100 Days of Superheroes- Day 81: Astro Boy (2009)
When America discovers manga.....
“He may look like a boy but he’s really a robot from Metro City. I give you Astroboy!”
By now we’ve had dozens of superheroes based on American comic book properties. With this American relaunch of Astroboy we’re given the first manga based superhero of this film series. Unfortunately the fans of the source material are going to be less than pleased with the amount of changes that their underwear clad hero has gone through.
The movie begins with Tobey. The son of a famous genius inventor. While being a little idiot during a dangerous experiment, Tobey is vaporized. The father goes half way to insane with grief and decides to create a robotic copy of him using a rare positive blue energy source. Unfortunately he is not a perfect copy and has a different personality. His father rejects him and the military attempts to capture him and use the energy source as a weapon. This leads to Astro’s eventual banishment to the earth, which has been polluted Wall-E style.
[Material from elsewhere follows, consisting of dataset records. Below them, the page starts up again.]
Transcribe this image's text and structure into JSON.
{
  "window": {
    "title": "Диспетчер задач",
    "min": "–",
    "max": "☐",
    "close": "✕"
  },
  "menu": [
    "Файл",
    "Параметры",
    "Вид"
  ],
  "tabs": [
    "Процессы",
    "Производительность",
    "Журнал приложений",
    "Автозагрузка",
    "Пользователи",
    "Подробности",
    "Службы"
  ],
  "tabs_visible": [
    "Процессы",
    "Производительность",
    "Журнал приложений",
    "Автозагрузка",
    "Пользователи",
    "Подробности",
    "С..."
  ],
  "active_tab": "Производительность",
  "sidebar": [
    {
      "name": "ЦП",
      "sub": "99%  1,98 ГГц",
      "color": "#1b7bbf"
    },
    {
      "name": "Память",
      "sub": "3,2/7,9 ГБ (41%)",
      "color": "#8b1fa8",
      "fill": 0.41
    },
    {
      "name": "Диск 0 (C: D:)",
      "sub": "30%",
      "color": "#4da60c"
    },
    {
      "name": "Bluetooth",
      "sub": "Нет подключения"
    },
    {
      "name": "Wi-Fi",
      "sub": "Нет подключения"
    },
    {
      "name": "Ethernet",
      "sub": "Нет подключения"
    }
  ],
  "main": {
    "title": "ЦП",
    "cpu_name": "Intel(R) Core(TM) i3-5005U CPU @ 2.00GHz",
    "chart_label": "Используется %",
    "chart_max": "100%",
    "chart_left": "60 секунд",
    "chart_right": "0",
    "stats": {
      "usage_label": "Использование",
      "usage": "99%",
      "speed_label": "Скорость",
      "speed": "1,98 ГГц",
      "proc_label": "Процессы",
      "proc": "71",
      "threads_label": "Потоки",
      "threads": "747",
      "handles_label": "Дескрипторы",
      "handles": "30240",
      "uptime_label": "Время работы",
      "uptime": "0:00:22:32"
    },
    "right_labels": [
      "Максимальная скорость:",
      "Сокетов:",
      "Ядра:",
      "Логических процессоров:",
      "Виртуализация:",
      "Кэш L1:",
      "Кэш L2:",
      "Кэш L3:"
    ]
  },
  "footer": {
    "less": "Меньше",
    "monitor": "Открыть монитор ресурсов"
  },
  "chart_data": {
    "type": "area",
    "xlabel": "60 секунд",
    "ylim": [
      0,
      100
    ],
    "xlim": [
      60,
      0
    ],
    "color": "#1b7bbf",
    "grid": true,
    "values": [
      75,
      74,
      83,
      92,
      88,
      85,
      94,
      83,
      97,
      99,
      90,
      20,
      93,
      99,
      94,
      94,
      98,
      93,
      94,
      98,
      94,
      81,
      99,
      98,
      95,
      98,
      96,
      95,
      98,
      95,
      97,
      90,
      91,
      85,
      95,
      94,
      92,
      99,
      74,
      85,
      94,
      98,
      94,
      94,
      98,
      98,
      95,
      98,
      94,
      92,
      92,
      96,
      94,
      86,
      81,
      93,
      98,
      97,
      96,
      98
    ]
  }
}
I guess that’s one of the main problems with the film. It features so many elements from other, better known, properties that have executed them far more efficiently; weather that be Wall-E’s commentary on environmentalism or Robocop’s search for lost humanity. Astro really doesn’t struggle much with the idea that his life is a lie. He is more kind of moody about being a robot and thinking no one will like him for it. Thus the film trades what could have been an interesting psych development for a generic “be yourself to fit in” moral which is in every other kids film.
Yet that’s not to say their isn’t a good story at the core of this. The journey of Astro from Metro City to the ground, to becoming a hero is actually pretty fun to watch even if it’s emotionally clumsy at points. This can be due to some of the writing in the dialogue department coming off as stiff. This causes many emotional scenes from having the appropriate weight and the funny stuff from being…well…funny. A lot of the comedy feels forced and it even throws in three useless robot characters as comic relief and they serve no purpose in the story. One of them even admits near the end of the film, “If you think about it we really didn’t do anything”. Every time they were on screen I wanted someone to blow them up and sell their remains as scrap.
The main saving grace of the film is in the visuals and the character of Astro, who is just a likable person to watch. The animation is pretty good for the time it was made. Sure it’s no Pixar, but the fight scenes are pretty sick and imaginative. There is a good variation in the action pieces and the movie keeps them coming pretty quick.
The film has a good collection of side characters, including the Windy and the Lost Boys-like group of kids on the surface. Yet if their dialogue was better they could have been more fun to watch. The only one who gives a real outstanding voice performance is Nathan Lane (most known as Timone from Lion King) who is entertaining as the mechanic who hosts robot gladiator games. He adds a good deal to the story and actually makes a better villain than the main one.
The president of Metro City serves as the primary antagonist and spends most of the movie twirling a mustache and embodying a political cliché. He’s pretty much a parody on George W. Bush as he seeks to start a ridiculous war with the surface in order to get re-elected. THIS is the main baddies goal? Considering the film came out during an election year it might as well had “Vote for Obama” ads posted throughout the movie.
You’d be surprised how close it came to it…
Yet, luckily the movie also tosses in a physical adversary called The Peacekeeper. A giant robot powered by negative energy. Now this robot is pretty badass as it can absorb other weapons, objects, and robots. This leads to some fun action scenes with it and usually it does seem very menacing when they aren’t doing childish gags.
So Astroboy is hardily the perfect kids film. But it does have some enjoyable moments mixed in and the action scenes are fun to watch. It takes too many liberties with the source material but people unfamiliar with it won’t care and the story is reasonably well played out, even with the lackluster dialogue. It’s a mixed bag but kids are sure to relate to it and have fun, adults and parents shouldn’t have too bad of a time either. It’s the fans of the source material that need to worry.